The consumer price index (CPI) rose 0.74 percent last month compared with the same period last year and in contrast with the 1.04 percent posted in April, marking the lowest level of growth since February last year, the DGBAS said in its monthly report.
Growth in core CPI — which excludes vegetable, fruit and energy prices — expanded 0.43 percent last month from a year ago, the report said.
“Consumer prices remained relatively steady,” DGBAS senior executive Tsuei Chou-ying (崔洲英) told a press conference.
Although vegetable prices increased 7.81 percent last month from a year earlier, the 5.15 percent year-on-year decline in fruit prices helped offset the rising pace of overall food costs, the report said.
Prices in the food sector rose a modest 1.5 percent last month from a year earlier, the report’s data showed.
Consumer spending on eating out also rose 1.66 percent last month from a year earlier, marking its smallest increase since July 2011, an indication that many people may be hesitant to dine out over concerns about food safety following a string a recent food scares, Tsuei said.
In addition, weak momentum in private consumption led some local companies to cut prices to raise sales volumes, helping further ease the rise in consumer prices, Tsuei added.
In the first five months of the year, the headline rate of inflation reading rose 1.45 percent from the same period of last year, the DGBAS’ data showed.
An increase in electricity prices, which took effect this month, may boost the growth of the headline rate of inflation by between 0.05 and 0.06 percentage points this year, the DGBAS said.
The wholesale price index fell 3.28 percent last month from the same period of last year, falling for the 15th month in a row, the report said.
The DGBAS attributed the falling pace of the wholesale price index to a recent decline in global agricultural and industrial raw material prices, as well as falling crude oil prices, which further helped ease the nation’s consumer prices.
Credit Suisse said it expected the headline inflation rate to remain subdued in the coming months, although this could be moderated if there is a pick-up in food prices this summer driven by unfavorable weather conditions.
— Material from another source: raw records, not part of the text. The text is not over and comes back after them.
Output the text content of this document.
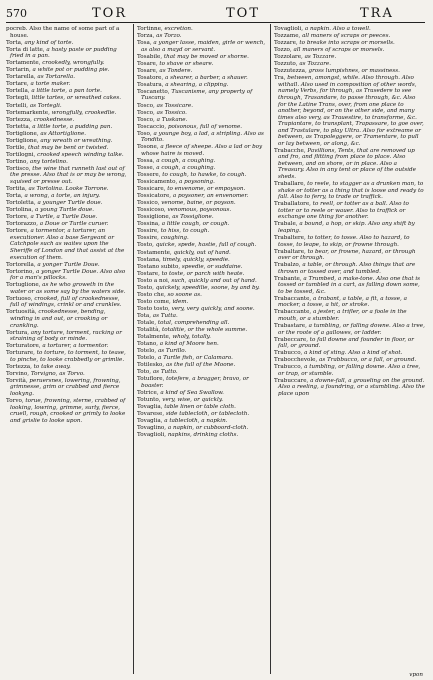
570	TOR	TOT	TRA
pocreb. Also the name of some part of a house.
Torta, any kind of torte.
Torta di latte, a hasty paste or pudding fried in a pan.
Tortamente, crookedly, wrongfully.
Tortarin, a white pot or pudding pie.
Tortarella, as Tortarella.
Tortare, a torte maker.
Tortella, a little torte, a pan torte.
Tortegli, little tartes, or wreathed cakes.
Tortelli, as Tortegli.
Tortemarkente, wrongfully, crookedlie.
Tortezza, crookednesse.
Tortetta, a little torte, a pudding pan.
Tortiglione, as Attortiglione.
Tortiglione, any wreath or wreathing.
Tortile, that may be bent or twisted.
Tortilogni, crooked speech winding talke.
Tortino, any tortelino.
Tortisco, the wine that runneth last out of the presse. Also that is or may be wrong, squised or presse out.
Tortita, as Tortolina. Looke Torrone.
Torta, a wrong, a torte, an injury.
Tortoletta, a younger Turtle doue.
Tortolina, a young Turtle doue.
Tortore, a Turtle, a Turtle Doue.
Tortorazzo, a Doue or Turtle curuer.
Tortore, a tormentor, a torturer, an executioner. Also a base Sergeant or Catchpole such as waites upon the Sheriffe of London and that assist at the execution of them.
Tortorella, a yonger Turtle Doue.
Tortorino, a yonger Turtle Doue. Also also for a man's pillocks.
Tortuglione, as he who groweth in the water or as some say by the waters side.
Tortuoso, crooked, full of crookednesse, full of windings, crinkl or and crankles.
Tortuosità, crookednesse, bending, winding in and out, or crooking or crankling.
Tortura, any torture, torment, racking or straining of body or minde.
Torturatore, a torturer, a tormentor.
Torturare, to torture, to torment, to tease, to pinche, to looke crabbedly or grimlie.
Tortezza, to take away.
Torvino, Torvigno, as Torvo.
Torvità, peruersnes, lowering, frowning, grimnesse, grim or crabbed and fierce lookyng.
Torvo, torue, frowning, sterne, crabbed of looking, lowring, grimme, surly, fierce, cruell, rough, crooked or grimly to looke and grislie to looke upon.
Tortinne, excretion.
Torza, as Torzo.
Tosa, a yonger lasse, maiden, girle or wench, as also a mayd or servant.
Tosabile, that may be moved or shorne.
Tosare, to shave or sheare.
Tosare, as Tondere.
Tosatore, a shearer, a barber, a shauer.
Tosatura, a shearing, a clipping.
Toscanetto, Tuscanisme, any property of Tuscany.
Tosco, as Tossicare.
Tosco, as Tossico.
Tosco, a Tuskane.
Toscaccio, poisonous, full of venome.
Toso, a younge boy, a lad, a stripling. Also as Tondito.
Tosone, a fleece of sheepe. Also a lad or boy whose haire is moved.
Tossa, a cough, a coughing.
Tosse, a cough, a coughing.
Tossere, to cough, to hawke, to cough.
Tossicamento, a poysoning.
Tossicare, to envenome, or empoyson.
Tossicatore, a poysoner, an envenomer.
Tossico, venome, baine, or poyson.
Tossicoso, venomous, poysonous.
Tossiglione, as Tossiglione.
Tossina, a little cough, or cough.
Tossire, to hiss, to cough.
Tossire, coughing.
Tosto, quicke, spede, hastie, full of cough.
Tostamente, quickly, out of hand.
Tostana, timely, quickly, speedie.
Tostano subito, speedie, or suddaine.
Tostare, to toste, or parch with heate.
Tosto a noi, such, quickly and out of hand.
Tosto, quickely, speedilie, soone, by and by.
Tosto che, so soone as.
Tosto come, idem.
Tosto tosto, very, very quickly, and soone.
Tota, as Tutta.
Totale, total, comprehending all.
Totalità, totalitie, or the whole summe.
Totalmente, wholy, totally.
Totano, a kind of Moore hen.
Totelo, as Turillo.
Totelo, a Turtle fish, or Calamaro.
Totilesko, as the full of the Moone.
Toto, as Tutto.
Totuflore, totefere, a bragger, bravo, or boaster.
Totrice, a kind of Sea Swallow.
Totunto, very, wise, or quickly.
Tovaglia, table linen or table cloth.
Tovarese, side tablecloth, or tablecloth.
Tovaglia, a tablecloth, a napkin.
Tovaglino, a napkin, or cubboord-cloth.
Tovaglioli, napkins, drinking cloths.
Tovaglioli, a napkin. Also a towell.
Tozzame, all maners of scraps or peeces.
Tozzare, to breake into scraps or morsells.
Tozzo, all maners of scraps or morsels.
Tozzolare, as Tozzare.
Tozzuto, as Tozzare.
Tozzutezza, gross lumpishnes, or massiness.
Tra, between, amongst, while. Also through. Also withall. Also used in composition of other words, namely Verbs, for through, as Trasedere to see through, Trasandare, to passe through, &c. Also for the Latine Trans, over, from one place to another, beyond, or on the other side, and many times also very, as Trauestire, to transforme, &c. Trapiantare, to transplant, Trapassare, to goe over, and Trastulare, to play Ultra. Also for extreame or between, as Trapoleggere, or Tramentare, to pull or lay between, or along, &c.
Trabacche, Pavillions, Tents, that are removed up and fro, and flitting from place to place. Also between, and on shore, or in place. Also a Treasury. Also in any tent or place of the outside sheds.
Traballare, to reele, to stagger as a drunken man, to shake or totter as a thing that is loose and ready to fall. Also to ferry, to trade or traffick.
Traballatore, to reell, or totter as a ball. Also to totter or to reele or wauer. Also to traffick or exchange one thing for another.
Trabale, a bound, a hop, or skip. Also any shift by leaping.
Trabaltere, to totter, to tosse. Also to hazard, to tosse, to leape, to skip, or frowne through.
Trabaltare, to bear, or frowne, hazard, or through over or through.
Trabalzo, a table, or through. Also things that are thrown or tossed over, and tumbled.
Trabante, a Trumbed, a make-tone. Also one that is tossed or tumbled in a cart, as falling down some, to be tossed, &c.
Trabaccante, a trabant, a table, a fit, a tosse, a mocker, a tosse, a hit, or stroke.
Trabaccante, a jester, a trifler, or a foole in the mouth, or a stumbler.
Trabastare, a tumbling, or falling downe. Also a tree, or the roote of a gallowes, or ladder.
Trabeccare, to fall downe and founder in floor, or fall, or ground.
Trabucco, a kind of sting. Also a kind of shot.
Trabocchevole, as Trabbucco, or a fall, or ground.
Trabucco, a tumbling, or falling downe. Also a tree, or trap, or stumble.
Trabuccare, a downe-fall, a groueling on the ground. Also a reeling, a foundring, or a stumbling. Also the place upon
vpon
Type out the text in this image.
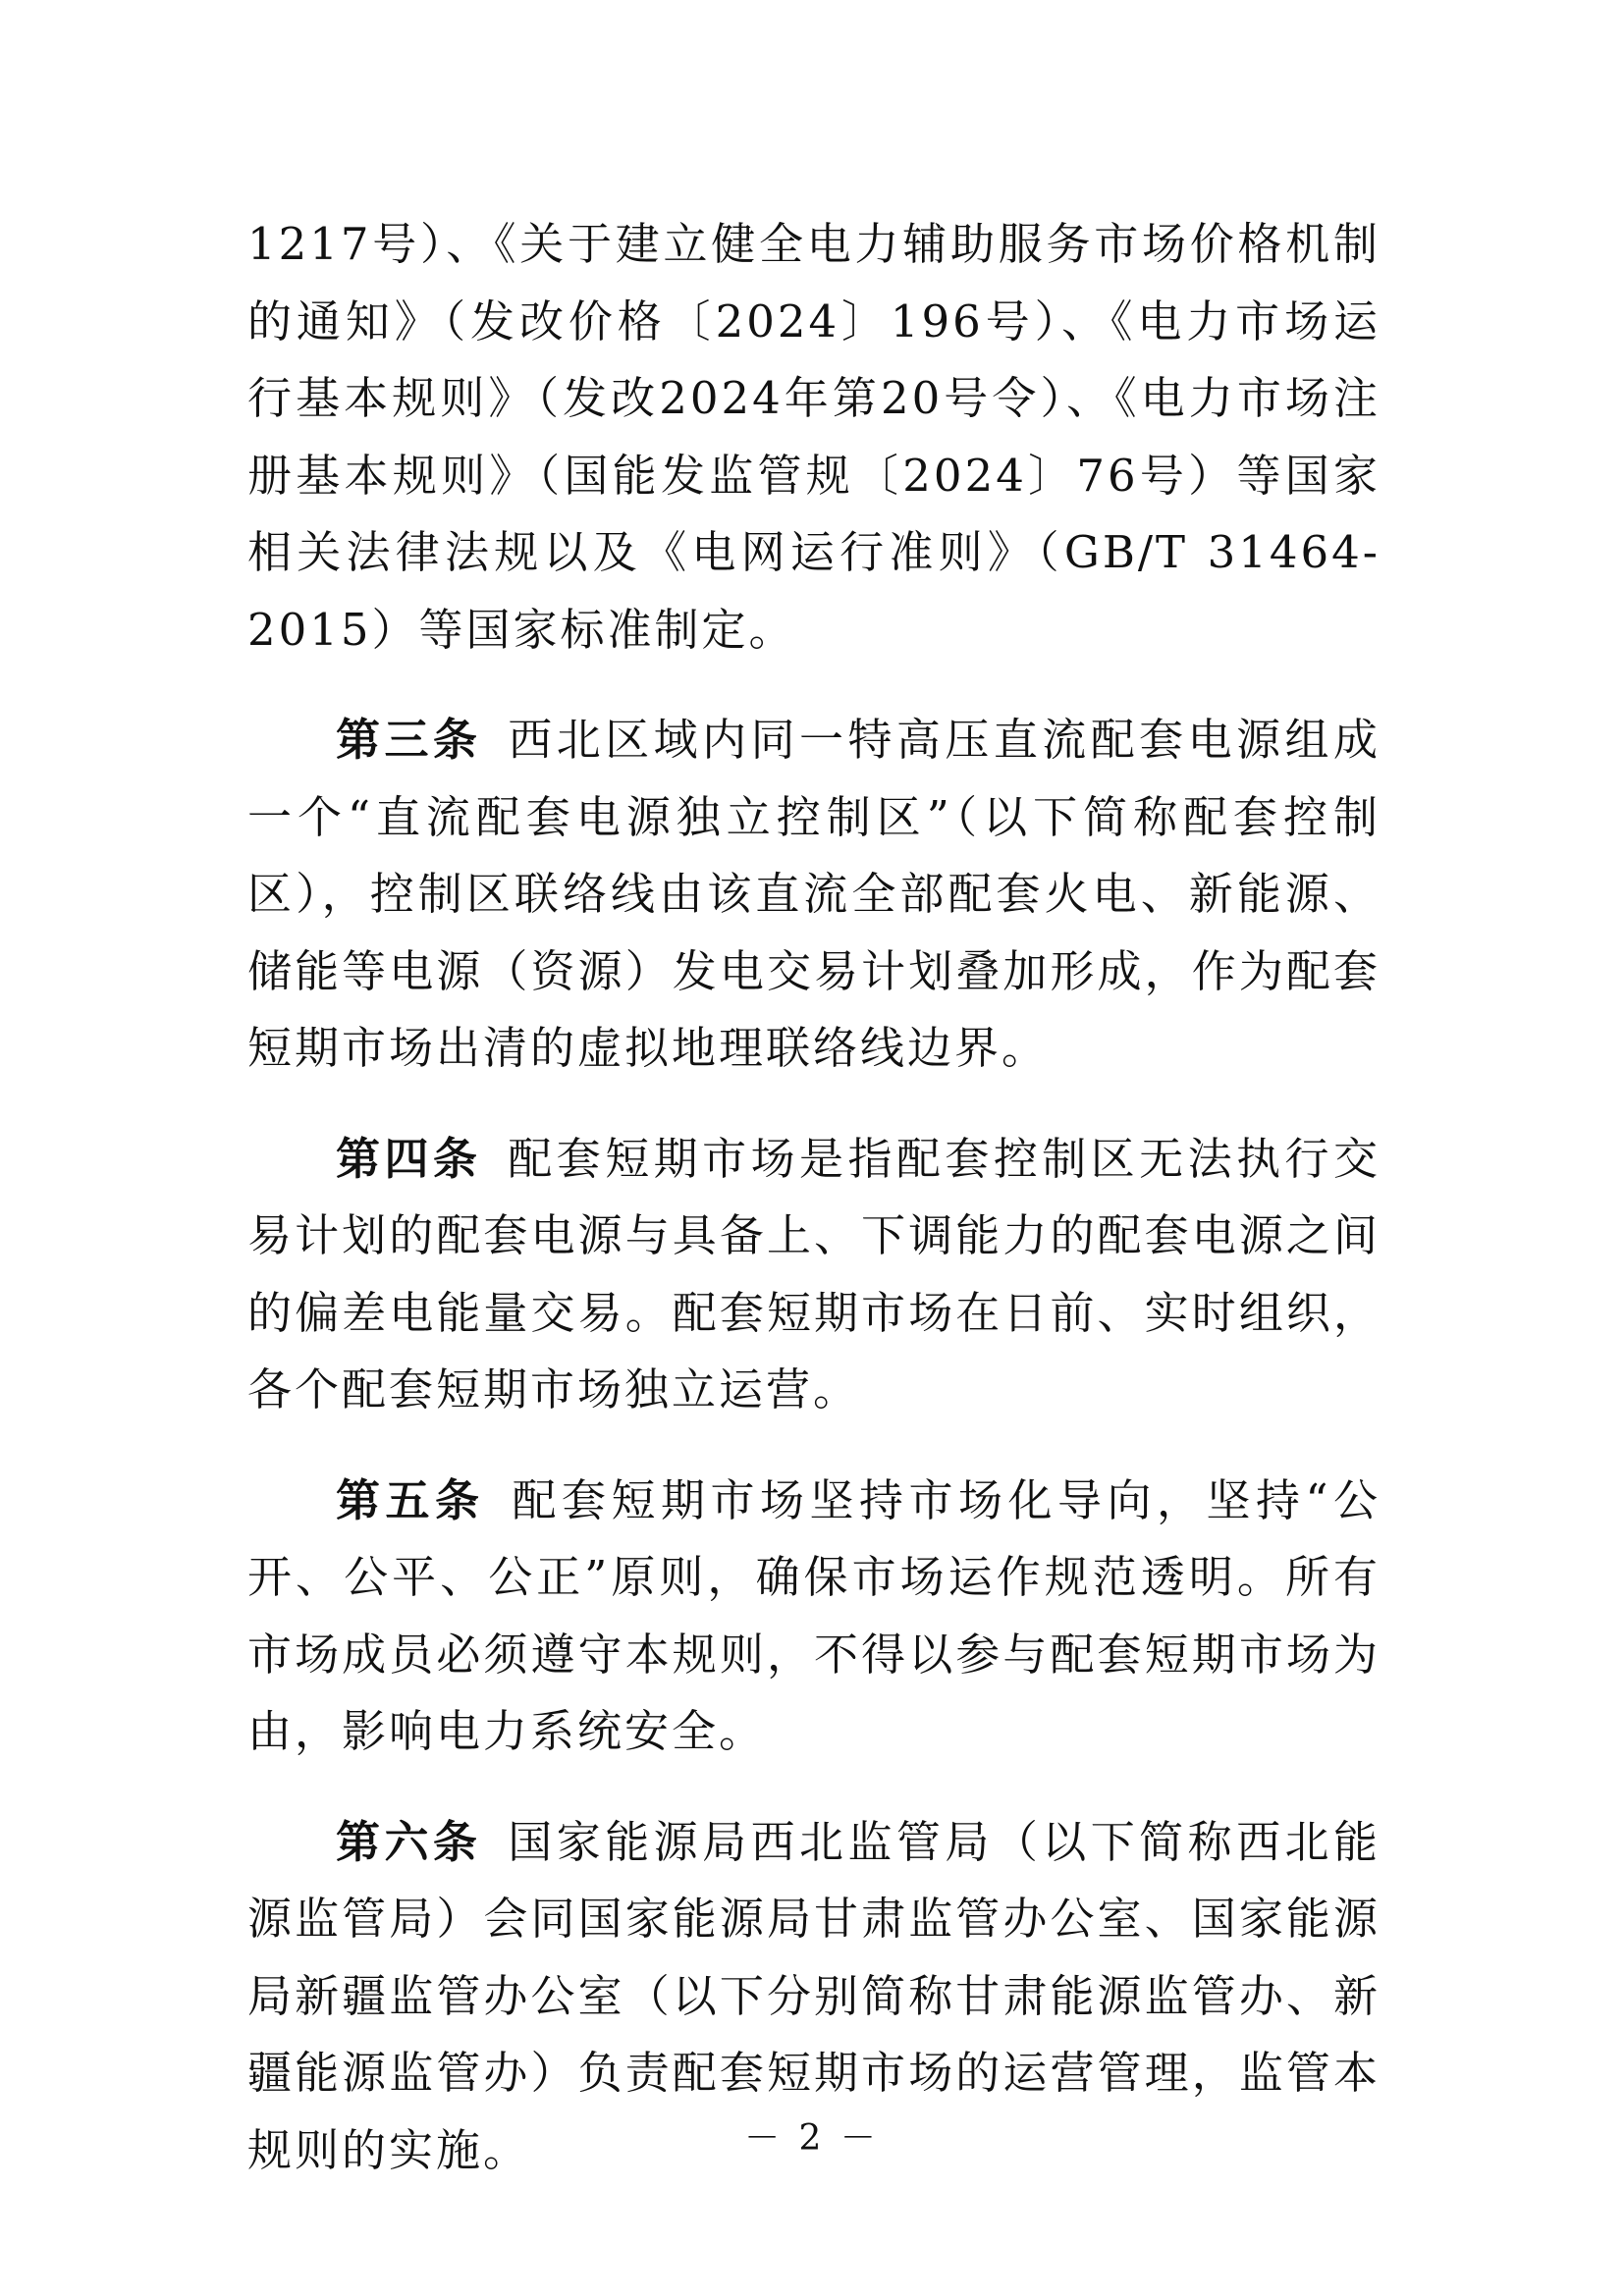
1217号）、《关于建立健全电力辅助服务市场价格机制的通知》（发改价格〔2024〕196号）、《电力市场运行基本规则》（发改2024年第20号令）、《电力市场注册基本规则》（国能发监管规〔2024〕76号）等国家相关法律法规以及《电网运行准则》（GB/T 31464-2015）等国家标准制定。

第三条  西北区域内同一特高压直流配套电源组成一个“直流配套电源独立控制区”（以下简称配套控制区），控制区联络线由该直流全部配套火电、新能源、储能等电源（资源）发电交易计划叠加形成，作为配套短期市场出清的虚拟地理联络线边界。

第四条  配套短期市场是指配套控制区无法执行交易计划的配套电源与具备上、下调能力的配套电源之间的偏差电能量交易。配套短期市场在日前、实时组织，各个配套短期市场独立运营。

第五条  配套短期市场坚持市场化导向，坚持“公开、公平、公正”原则，确保市场运作规范透明。所有市场成员必须遵守本规则，不得以参与配套短期市场为由，影响电力系统安全。

第六条  国家能源局西北监管局（以下简称西北能源监管局）会同国家能源局甘肃监管办公室、国家能源局新疆监管办公室（以下分别简称甘肃能源监管办、新疆能源监管办）负责配套短期市场的运营管理，监管本规则的实施。	－ 2 －
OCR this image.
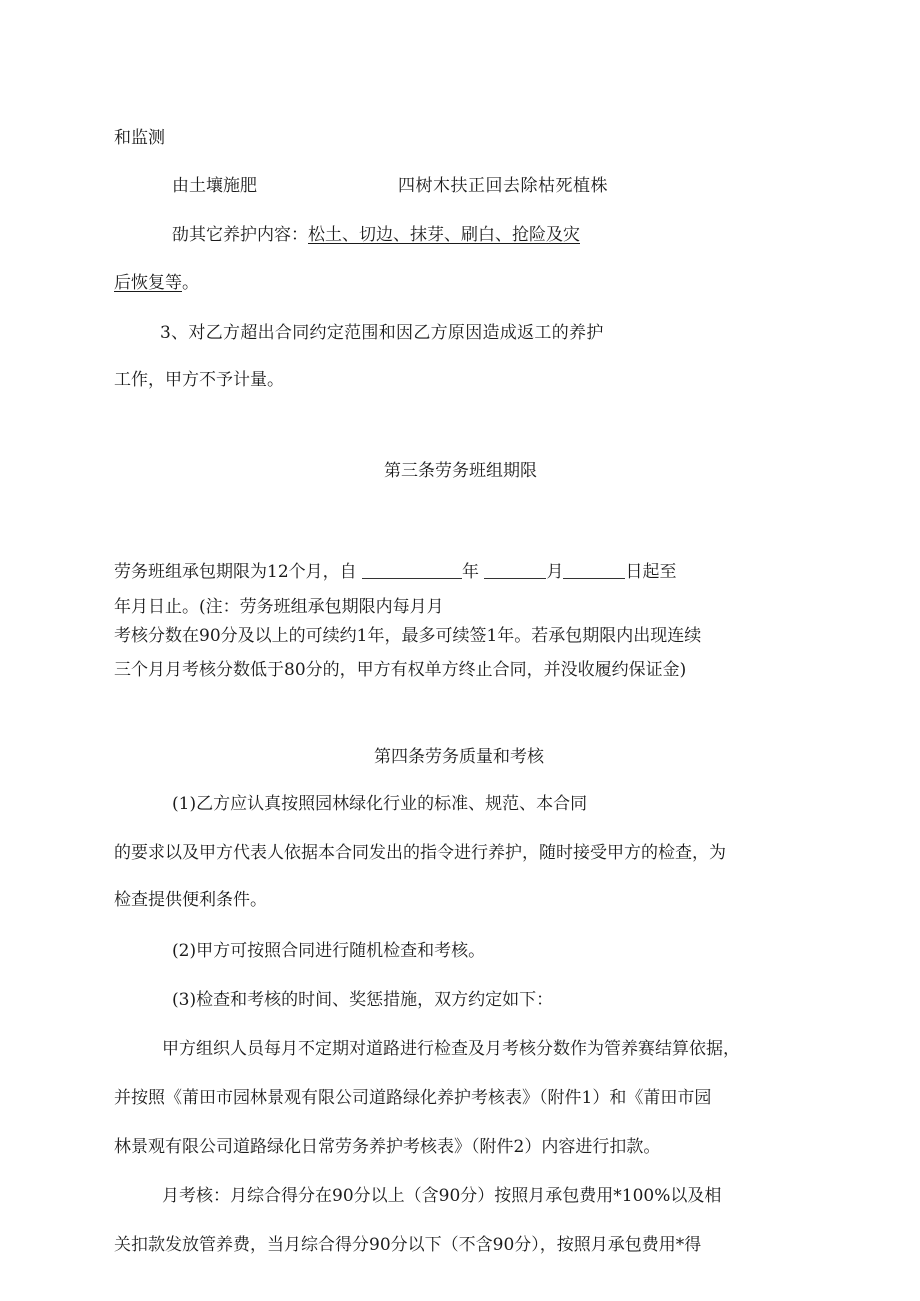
和监测
由土壤施肥	四树木扶正回去除枯死植株
劭其它养护内容：松土、切边、抹芽、刷白、抢险及灾
后恢复等。
3、对乙方超出合同约定范围和因乙方原因造成返工的养护
工作，甲方不予计量。
第三条劳务班组期限
劳务班组承包期限为12个月，自	年	月	日起至
年月日止。(注：劳务班组承包期限内每月月
考核分数在90分及以上的可续约1年，最多可续签1年。若承包期限内出现连续
三个月月考核分数低于80分的，甲方有权单方终止合同，并没收履约保证金)
第四条劳务质量和考核
(1)乙方应认真按照园林绿化行业的标准、规范、本合同
的要求以及甲方代表人依据本合同发出的指令进行养护，随时接受甲方的检查，为
检查提供便利条件。
(2)甲方可按照合同进行随机检查和考核。
(3)检查和考核的时间、奖惩措施，双方约定如下：
甲方组织人员每月不定期对道路进行检查及月考核分数作为管养赛结算依据，
并按照《莆田市园林景观有限公司道路绿化养护考核表》（附件1）和《莆田市园
林景观有限公司道路绿化日常劳务养护考核表》（附件2）内容进行扣款。
月考核：月综合得分在90分以上（含90分）按照月承包费用*100%以及相
关扣款发放管养费，当月综合得分90分以下（不含90分），按照月承包费用*得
“The weakness in growth will likely last until November, when the high statistical base of comparison wears off,” Hong Kong-based Credit Suisse economist Christiaan Tuntono said in a research note.
The brokerage said weak inflation has marginally widened the room for the central bank to consider quantitative easing, though it expects the central bank to take no major action in this month’s meeting while it waits for further guidance on expected levels of growth in the second half of the year, Tuntono said.